The above named person was tested with nasopharyngeal swab using the BD Veritor Plus Analyzer. The sample was collected by an approved licensed practitioner.
Please carefully read and sign the following informed consent:
1.I authorize this COVID-19 testing unit to conduct collection and testing for COVID-19 through a nasopharyngeal swab, as ordered by an authorized medical provider or public health official.
2. I authorize my test results to be disclosed to the county, state, or to any other governmental entity as may be required by law.
3.I acknowledge that a positive test result is an indication that I must continue to self-isolate in an effort to avoid infecting others.
4.I understand the testing unit is not acting as my medical provider, this does not replace treatment by my medical provider, and I assume complete and full responsibility to take appropriate action with regards to my test results. I agree I will seek medical advice, care and treatment from my medical provider if I have questions or concerns, or if my condition worsens.

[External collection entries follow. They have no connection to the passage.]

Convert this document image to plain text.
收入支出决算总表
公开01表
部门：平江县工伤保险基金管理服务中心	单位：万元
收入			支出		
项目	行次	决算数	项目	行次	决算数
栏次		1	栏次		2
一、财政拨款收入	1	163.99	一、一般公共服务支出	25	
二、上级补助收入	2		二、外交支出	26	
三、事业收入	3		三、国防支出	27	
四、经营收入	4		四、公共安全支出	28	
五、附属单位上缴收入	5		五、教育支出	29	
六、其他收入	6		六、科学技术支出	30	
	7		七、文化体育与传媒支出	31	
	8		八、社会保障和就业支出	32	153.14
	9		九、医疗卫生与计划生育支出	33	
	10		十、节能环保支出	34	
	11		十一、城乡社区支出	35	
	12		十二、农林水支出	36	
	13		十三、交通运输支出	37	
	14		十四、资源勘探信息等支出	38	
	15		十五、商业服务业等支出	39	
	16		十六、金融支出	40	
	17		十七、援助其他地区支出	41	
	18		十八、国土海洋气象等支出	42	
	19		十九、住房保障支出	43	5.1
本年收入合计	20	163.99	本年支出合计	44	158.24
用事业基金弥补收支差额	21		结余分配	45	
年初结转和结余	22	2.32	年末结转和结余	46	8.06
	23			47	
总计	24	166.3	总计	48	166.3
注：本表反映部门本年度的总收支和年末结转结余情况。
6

5.I understand that, as with any medical test, there is the potential for false positive or false negative test results can occur.
I, the undersigned, have been informed about the test purpose, procedures, possible benefits and risks, and I have received a copy of this Informed consent. I have been given the opportunity to ask questions before I sign, and I have been told that I can ask other questions at any time. I voluntarily agree to testing for COVID-19.
The local health jurisdiction has determined that if you are under suspicion for having COVID-19 due to symptoms and testing request, that it is necessary to be placed in isolation in order to prevent the transmission of this infection. It is important for you to comply with this Isolation Agreement in order to protect the public’s health. Thank you for agreeing to cooperate.